- Against the background of growing opposition to the Edmonton Incinerator project, MPs call for a halt to incinerator construction and single out major issues with the Edmonton proposals
- A rally will be held outside the North London Waste Authority's meeting on Thursday near Mornington Crescent station
- Deputations at the meeting will present important environmental, health and financial reasons why the waste authority should pause and review the project.
As reported in the Guardian on Tuesday, MPs have issued a report calling for an immediate moratorium on further construction of waste incinerators in the UK. The report was issued in the same week as the North London Waste Authority will be meeting and are expected to give the go-ahead to a contract with a Spanish firm to build a larger replacement for the Edmonton Incinerator. However, the all-party parliamentary group on air pollution singles out several issues with the project for a new Edmonton plant, in particular suggesting that considerably more could be done to separate out recyclable materials and highlighting the lack of any current technology to prevent large-scale emission of greenhous gases:
At the time of these presentations, interest was growing in the proposed new waste incinerator at Edmonton in north London, which is planned to burn 700,000 tonnes of waste a year. I am very grateful to the North London Waste Authority for presenting their plans, which make every effort on the basis of known technology to minimize health and climate impacts from burning waste, for example through selective catalytic reduction to reduce NOx emissions.
If waste must be burnt, then it should be done in a way that minimizes harmful impacts, following mixed-waste sorting up front to ensure only truly non-recyclable waste is incinerated. However, north London’s recycling rate is just 30 per cent5 with a target of 50 per cent. Also effective technologies for carbon capture and storage are yet to materialize and the full picture regarding health harm from ultrafine particulates is still emerging.

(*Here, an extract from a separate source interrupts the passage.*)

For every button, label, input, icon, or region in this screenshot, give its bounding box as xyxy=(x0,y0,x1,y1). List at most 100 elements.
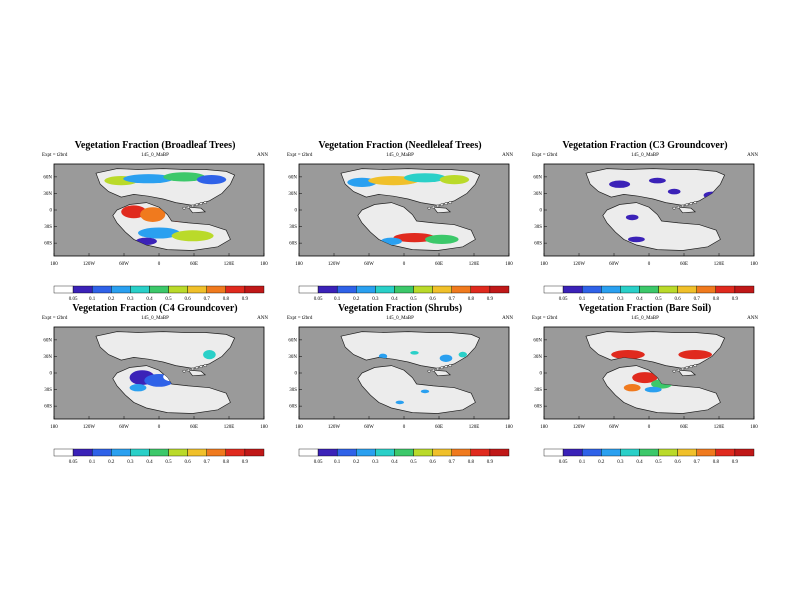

In the round, it is clear from these presentations that the UK Government’s strategy needs fundamental change to decrease not increase overall waste incineration, in line with efforts to drive down the production of waste and increase reuse and recycling, towards a sustainable future that fully respects human health and climate change.
In particular, the emerging evidence does not support increases in incineration in London, but rather a need for the Government and investors to pause and reflect and not to allow excess capacity to drive the burning of recyclable waste.
Source: Intoduction to Pollution from Waste Incineration, A Synopsis of Expert Presentations on Health and Air Quality Impacts
The parliamentarians' suggestion for government and investors to "pause and reflect" is close in phraseology to the call to "pause and review" made repeatedly by north London environmentalists but in every case rejected by the waste authority and the seven north London councils that are represented on its board.